Auf Ihrem opsi-Server wird ein neues Verzeichnis hinzugefügt (z. B. /var/lib/opsi/depot/win11-x64). Die Windows-Image-Dateien und die WinPE-Dateien müssen in die entsprechenden Verzeichnisse platziert werden (siehe Übersicht der Verzeichnisstruktur).
Installationsdateien
Der Inhalt der Windows-ISO-Datei muss in das Verzeichnis installfiles verschoben werden.
WinPE
Das WinPE muss in das Verzeichnis winpe verschoben werden.
Extrahieren Sie alle Dateien aus den Unterverzeichnissen (fwfiles, media, mount) und platzieren Sie sie auf der obersten Ebene.

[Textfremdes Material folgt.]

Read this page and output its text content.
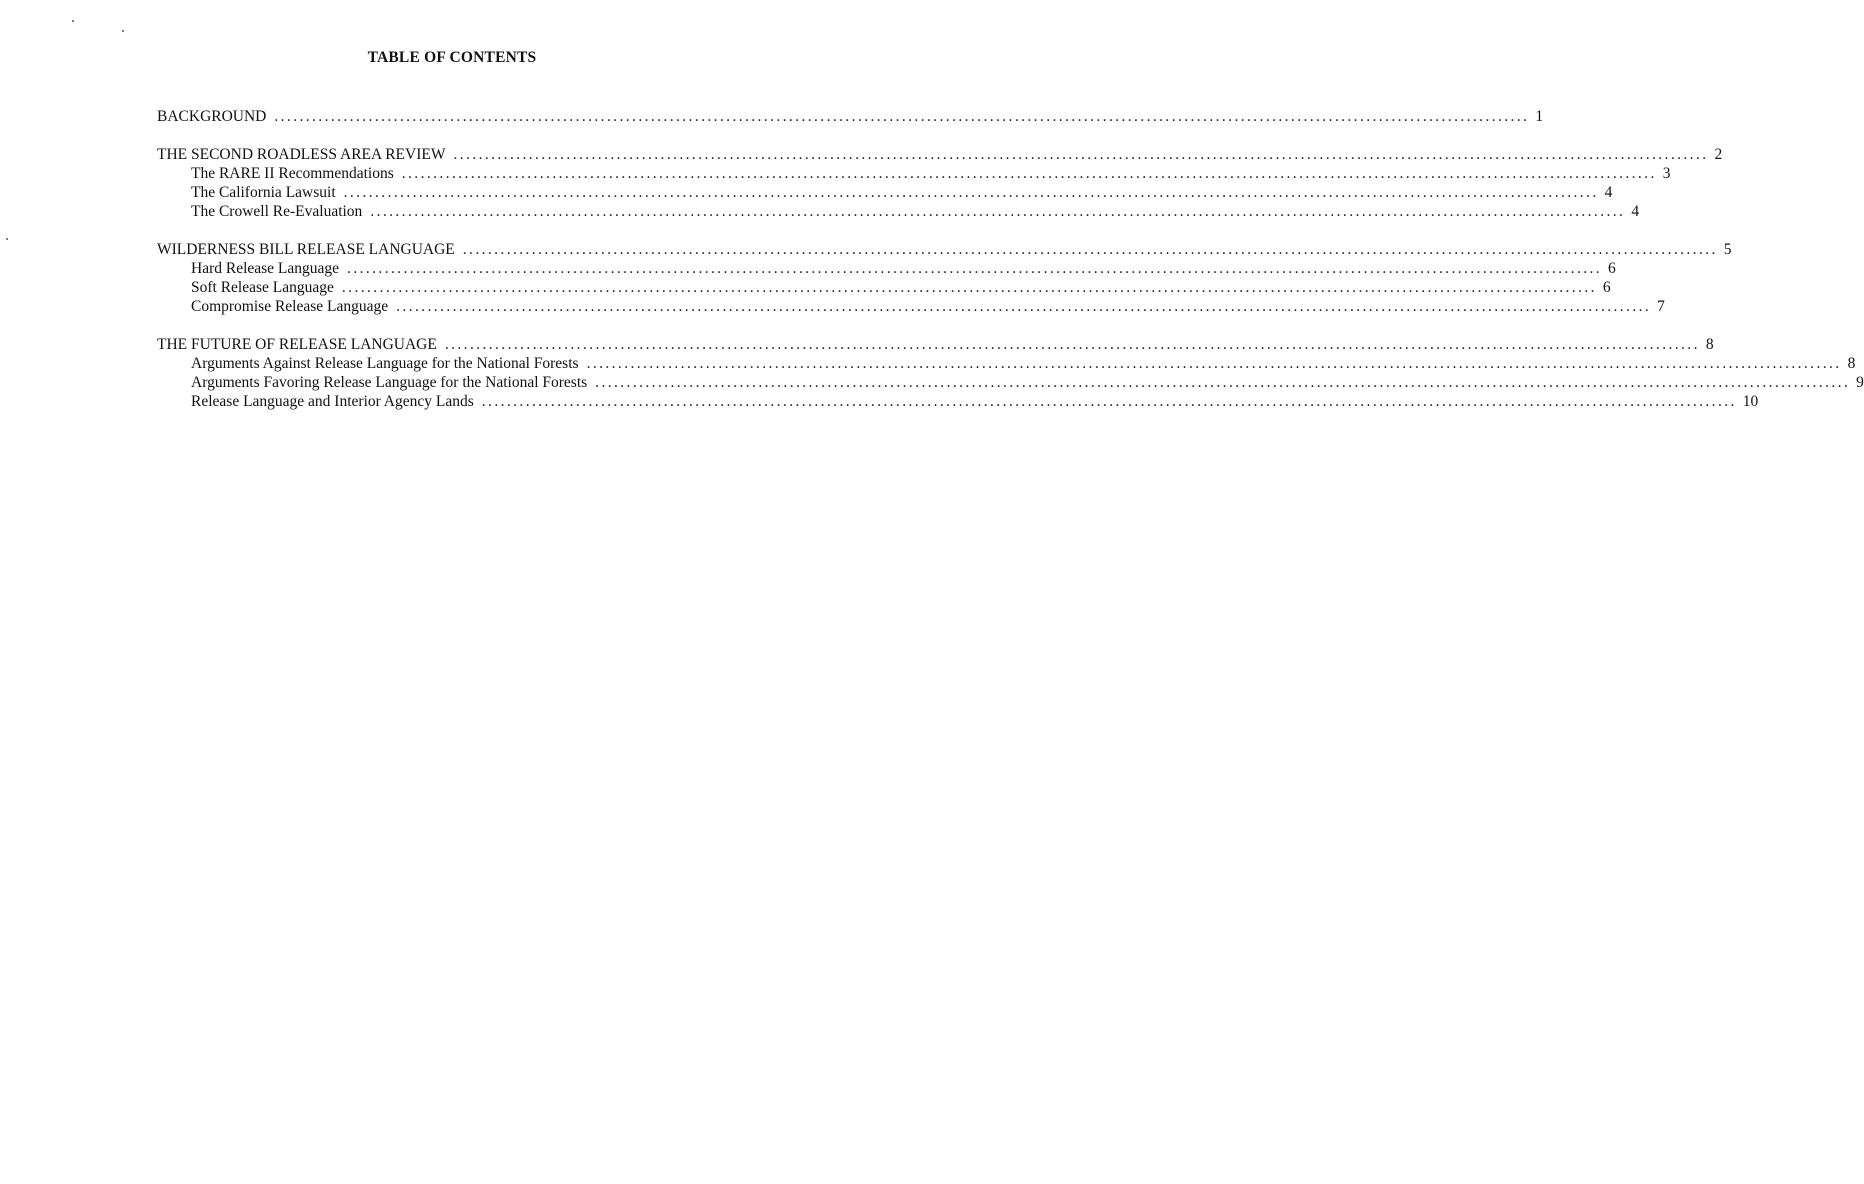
TABLE OF CONTENTS
BACKGROUND ........................................................................................................................................................................................................ 1
THE SECOND ROADLESS AREA REVIEW ........................................................................................................................................................................................................ 2
The RARE II Recommendations ........................................................................................................................................................................................................ 3
The California Lawsuit ........................................................................................................................................................................................................ 4
The Crowell Re-Evaluation ........................................................................................................................................................................................................ 4
WILDERNESS BILL RELEASE LANGUAGE ........................................................................................................................................................................................................ 5
Hard Release Language ........................................................................................................................................................................................................ 6
Soft Release Language ........................................................................................................................................................................................................ 6
Compromise Release Language ........................................................................................................................................................................................................ 7
THE FUTURE OF RELEASE LANGUAGE ........................................................................................................................................................................................................ 8
Arguments Against Release Language for the National Forests ........................................................................................................................................................................................................ 8
Arguments Favoring Release Language for the National Forests ........................................................................................................................................................................................................ 9
Release Language and Interior Agency Lands ........................................................................................................................................................................................................ 10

Es kann zu Problemen bei der Erkennung der
setup.exekommen, daher sollten auch die Verzeichnisse auf der obersten Ebene abgelegt werden.

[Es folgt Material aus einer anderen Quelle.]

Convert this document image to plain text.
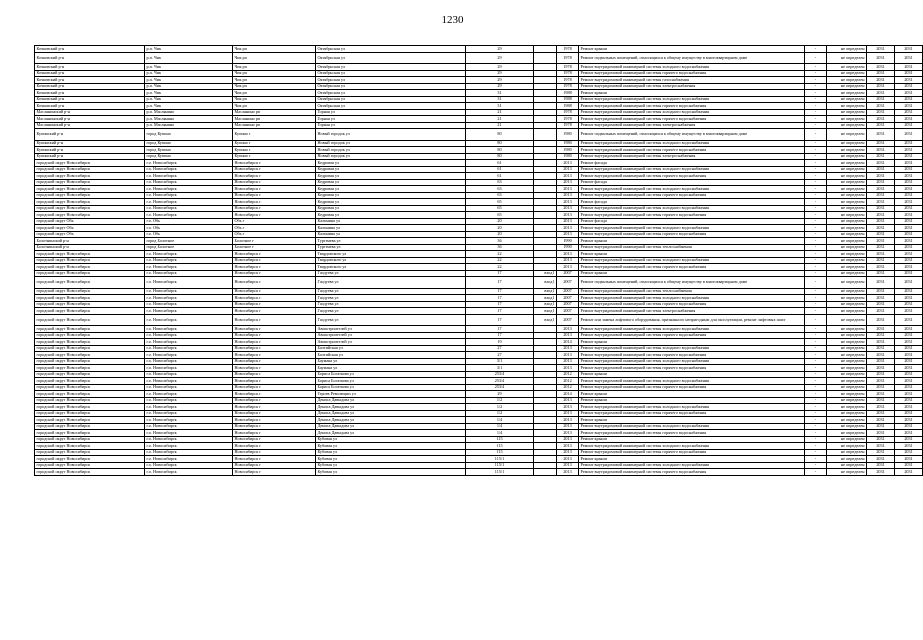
1230
Кочковский р-н	р.п. Чик	Чик рп	Октябрьская ул	29		1978	Ремонт крыши	-	не определен	2031	2031
Кочковский р-н	р.п. Чик	Чик рп	Октябрьская ул	29		1978	Ремонт подвальных помещений, относящихся к общему имуществу в многоквартирном доме	-	не определен	2031	2031
Кочковский р-н	р.п. Чик	Чик рп	Октябрьская ул	29		1978	Ремонт внутридомовой инженерной системы холодного водоснабжения	-	не определен	2031	2031
Кочковский р-н	р.п. Чик	Чик рп	Октябрьская ул	29		1978	Ремонт внутридомовой инженерной системы горячего водоснабжения	-	не определен	2031	2031
Кочковский р-н	р.п. Чик	Чик рп	Октябрьская ул	29		1978	Ремонт внутридомовой инженерной системы газоснабжения	-	не определен	2031	2031
Кочковский р-н	р.п. Чик	Чик рп	Октябрьская ул	29		1978	Ремонт внутридомовой инженерной системы электроснабжения	-	не определен	2031	2031
Кочковский р-н	р.п. Чик	Чик рп	Октябрьская ул	31		1988	Ремонт крыши	-	не определен	2031	2031
Кочковский р-н	р.п. Чик	Чик рп	Октябрьская ул	31		1988	Ремонт внутридомовой инженерной системы холодного водоснабжения	-	не определен	2031	2031
Кочковский р-н	р.п. Чик	Чик рп	Октябрьская ул	31		1988	Ремонт внутридомовой инженерной системы горячего водоснабжения	-	не определен	2031	2031
Маслянинский р-н	р.п. Маслянино	Маслянино рп	Горная ул	21		1978	Ремонт внутридомовой инженерной системы холодного водоснабжения	-	не определен	2031	2031
Маслянинский р-н	р.п. Маслянино	Маслянино рп	Горная ул	21		1978	Ремонт внутридомовой инженерной системы горячего водоснабжения	-	не определен	2031	2031
Маслянинский р-н	р.п. Маслянино	Маслянино рп	Горная ул	21		1978	Ремонт внутридомовой инженерной системы электроснабжения	-	не определен	2031	2031
Купинский р-н	город Купино	Купино г	Новый городок ул	80		1980	Ремонт подвальных помещений, относящихся к общему имуществу в многоквартирном доме	-	не определен	2031	2031
Купинский р-н	город Купино	Купино г	Новый городок ул	80		1980	Ремонт внутридомовой инженерной системы холодного водоснабжения	-	не определен	2031	2031
Купинский р-н	город Купино	Купино г	Новый городок ул	80		1980	Ремонт внутридомовой инженерной системы горячего водоснабжения	-	не определен	2031	2031
Купинский р-н	город Купино	Купино г	Новый городок ул	80		1980	Ремонт внутридомовой инженерной системы электроснабжения	-	не определен	2031	2031
городской округ Новосибирск	г.о. Новосибирск	Новосибирск г	Кедровая ул	61		2013	Ремонт фасада	-	не определен	2031	2031
городской округ Новосибирск	г.о. Новосибирск	Новосибирск г	Кедровая ул	61		2013	Ремонт внутридомовой инженерной системы холодного водоснабжения	-	не определен	2031	2031
городской округ Новосибирск	г.о. Новосибирск	Новосибирск г	Кедровая ул	61		2013	Ремонт внутридомовой инженерной системы горячего водоснабжения	-	не определен	2031	2031
городской округ Новосибирск	г.о. Новосибирск	Новосибирск г	Кедровая ул	63		2013	Ремонт фасада	-	не определен	2031	2031
городской округ Новосибирск	г.о. Новосибирск	Новосибирск г	Кедровая ул	63		2013	Ремонт внутридомовой инженерной системы холодного водоснабжения	-	не определен	2031	2031
городской округ Новосибирск	г.о. Новосибирск	Новосибирск г	Кедровая ул	63		2013	Ремонт внутридомовой инженерной системы горячего водоснабжения	-	не определен	2031	2031
городской округ Новосибирск	г.о. Новосибирск	Новосибирск г	Кедровая ул	65		2013	Ремонт фасада	-	не определен	2031	2031
городской округ Новосибирск	г.о. Новосибирск	Новосибирск г	Кедровая ул	65		2013	Ремонт внутридомовой инженерной системы холодного водоснабжения	-	не определен	2031	2031
городской округ Новосибирск	г.о. Новосибирск	Новосибирск г	Кедровая ул	65		2013	Ремонт внутридомовой инженерной системы горячего водоснабжения	-	не определен	2031	2031
городской округ Обь	г.о. Обь	Обь г	Калинина ул	20		2013	Ремонт фасада	-	не определен	2031	2031
городской округ Обь	г.о. Обь	Обь г	Калинина ул	20		2013	Ремонт внутридомовой инженерной системы холодного водоснабжения	-	не определен	2031	2031
городской округ Обь	г.о. Обь	Обь г	Калинина ул	20		2013	Ремонт внутридомовой инженерной системы горячего водоснабжения	-	не определен	2031	2031
Болотнинский р-н	город Болотное	Болотное г	Тургенева ул	36		1990	Ремонт крыши	-	не определен	2031	2031
Болотнинский р-н	город Болотное	Болотное г	Тургенева ул	36		1990	Ремонт внутридомовой инженерной системы теплоснабжения	-	не определен	2031	2031
городской округ Новосибирск	г.о. Новосибирск	Новосибирск г	Твардовского ул	22		2013	Ремонт крыши	-	не определен	2031	2031
городской округ Новосибирск	г.о. Новосибирск	Новосибирск г	Твардовского ул	22		2013	Ремонт внутридомовой инженерной системы холодного водоснабжения	-	не определен	2031	2031
городской округ Новосибирск	г.о. Новосибирск	Новосибирск г	Твардовского ул	22		2013	Ремонт внутридомовой инженерной системы горячего водоснабжения	-	не определен	2031	2031
городской округ Новосибирск	г.о. Новосибирск	Новосибирск г	Гаодуева ул	17	вход1	2007	Ремонт крыши	-	не определен	2031	2031
городской округ Новосибирск	г.о. Новосибирск	Новосибирск г	Гаодуева ул	17	вход1	2007	Ремонт подвальных помещений, относящихся к общему имуществу в многоквартирном доме	-	не определен	2031	2031
городской округ Новосибирск	г.о. Новосибирск	Новосибирск г	Гаодуева ул	17	вход1	2007	Ремонт внутридомовой инженерной системы теплоснабжения	-	не определен	2031	2031
городской округ Новосибирск	г.о. Новосибирск	Новосибирск г	Гаодуева ул	17	вход1	2007	Ремонт внутридомовой инженерной системы холодного водоснабжения	-	не определен	2031	2031
городской округ Новосибирск	г.о. Новосибирск	Новосибирск г	Гаодуева ул	17	вход1	2007	Ремонт внутридомовой инженерной системы горячего водоснабжения	-	не определен	2031	2031
городской округ Новосибирск	г.о. Новосибирск	Новосибирск г	Гаодуева ул	17	вход1	2007	Ремонт внутридомовой инженерной системы электроснабжения	-	не определен	2031	2031
городской округ Новосибирск	г.о. Новосибирск	Новосибирск г	Гаодуева ул	17	вход1	2007	Ремонт или замена лифтового оборудования, признанного непригодным для эксплуатации, ремонт лифтовых шахт	-	не определен	2031	2031
городской округ Новосибирск	г.о. Новосибирск	Новосибирск г	Авиастроителей ул	17		2013	Ремонт внутридомовой инженерной системы холодного водоснабжения	-	не определен	2031	2031
городской округ Новосибирск	г.о. Новосибирск	Новосибирск г	Авиастроителей ул	17		2013	Ремонт внутридомовой инженерной системы горячего водоснабжения	-	не определен	2031	2031
городской округ Новосибирск	г.о. Новосибирск	Новосибирск г	Авиастроителей ул	19		2014	Ремонт крыши	-	не определен	2031	2031
городской округ Новосибирск	г.о. Новосибирск	Новосибирск г	Балтийская ул	27		2013	Ремонт внутридомовой инженерной системы холодного водоснабжения	-	не определен	2031	2031
городской округ Новосибирск	г.о. Новосибирск	Новосибирск г	Балтийская ул	27		2013	Ремонт внутридомовой инженерной системы горячего водоснабжения	-	не определен	2031	2031
городской округ Новосибирск	г.о. Новосибирск	Новосибирск г	Баумана ул	3/1		2013	Ремонт внутридомовой инженерной системы холодного водоснабжения	-	не определен	2031	2031
городской округ Новосибирск	г.о. Новосибирск	Новосибирск г	Баумана ул	3/1		2013	Ремонт внутридомовой инженерной системы горячего водоснабжения	-	не определен	2031	2031
городской округ Новосибирск	г.о. Новосибирск	Новосибирск г	Бориса Богаткова ул	253/4		2012	Ремонт крыши	-	не определен	2031	2031
городской округ Новосибирск	г.о. Новосибирск	Новосибирск г	Бориса Богаткова ул	253/4		2012	Ремонт внутридомовой инженерной системы холодного водоснабжения	-	не определен	2031	2031
городской округ Новосибирск	г.о. Новосибирск	Новосибирск г	Бориса Богаткова ул	253/4		2012	Ремонт внутридомовой инженерной системы горячего водоснабжения	-	не определен	2031	2031
городской округ Новосибирск	г.о. Новосибирск	Новосибирск г	Героев Революции ул	29		2014	Ремонт крыши	-	не определен	2031	2031
городской округ Новосибирск	г.о. Новосибирск	Новосибирск г	Дениса Давыдова ул	1/2		2013	Ремонт крыши	-	не определен	2031	2031
городской округ Новосибирск	г.о. Новосибирск	Новосибирск г	Дениса Давыдова ул	1/2		2013	Ремонт внутридомовой инженерной системы холодного водоснабжения	-	не определен	2031	2031
городской округ Новосибирск	г.о. Новосибирск	Новосибирск г	Дениса Давыдова ул	1/2		2013	Ремонт внутридомовой инженерной системы горячего водоснабжения	-	не определен	2031	2031
городской округ Новосибирск	г.о. Новосибирск	Новосибирск г	Дениса Давыдова ул	1/4		2013	Ремонт крыши	-	не определен	2031	2031
городской округ Новосибирск	г.о. Новосибирск	Новосибирск г	Дениса Давыдова ул	1/4		2013	Ремонт внутридомовой инженерной системы холодного водоснабжения	-	не определен	2031	2031
городской округ Новосибирск	г.о. Новосибирск	Новосибирск г	Дениса Давыдова ул	1/4		2013	Ремонт внутридомовой инженерной системы горячего водоснабжения	-	не определен	2031	2031
городской округ Новосибирск	г.о. Новосибирск	Новосибирск г	Кубовая ул	115		2013	Ремонт крыши	-	не определен	2031	2031
городской округ Новосибирск	г.о. Новосибирск	Новосибирск г	Кубовая ул	115		2013	Ремонт внутридомовой инженерной системы холодного водоснабжения	-	не определен	2031	2031
городской округ Новосибирск	г.о. Новосибирск	Новосибирск г	Кубовая ул	115		2013	Ремонт внутридомовой инженерной системы горячего водоснабжения	-	не определен	2031	2031
городской округ Новосибирск	г.о. Новосибирск	Новосибирск г	Кубовая ул	115/1		2013	Ремонт крыши	-	не определен	2031	2031
городской округ Новосибирск	г.о. Новосибирск	Новосибирск г	Кубовая ул	115/1		2013	Ремонт внутридомовой инженерной системы холодного водоснабжения	-	не определен	2031	2031
городской округ Новосибирск	г.о. Новосибирск	Новосибирск г	Кубовая ул	115/1		2013	Ремонт внутридомовой инженерной системы горячего водоснабжения	-	не определен	2031	2031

Am Ende befinden sich alle Dateien und Verzeichnisse des WinPE auf der obersten Ebene des folgenden Verzeichnisses:
/var/lib/opsi/depot/win11-x64/winpe/
├── fwfiles
├── media
├── mount
├── bg-bg
├── Boot
├── bootmgr
├── bootmgr.efi
├── cs-cz
├── da-dk
├── de-de
├── EFI
├── el-gr
├── en-gb
├── en-us
├── es-es
├── es-mx
├── et-ee
├── fi-fi
├── fr-ca
├── fr-fr
├── hr-hr
├── hu-hu
├── it-it
├── ja-jp
├── ko-kr
├── lt-lt
├── lv-lv
├── nb-no
├── nl-nl
├── pl-pl
├── pt-br
├── pt-pt
├── ro-ro
├── ru-ru
├── sk-sk
├── sl-si
├── sources
├── sr-latn-rs
├── sv-se
├── tr-tr
├── uk-ua
├── zh-cn
└── zh-tw
Dokumentation
DHCP-Server konfigurieren
Um einen DHCP-Server für PXE-Boot einzurichten, müssen spezifische Optionen definiert werden, mit denen PXE-Boot-Clients die benötigten Informationen erhalten, um den TFTP-Server zu finden und die Bootloader-Datei herunterzuladen. Diese Optionen werden üblicherweise als DHCP-Optionen 66 (TFTP-Server) und 67 (Bootloader-Datei) bezeichnet.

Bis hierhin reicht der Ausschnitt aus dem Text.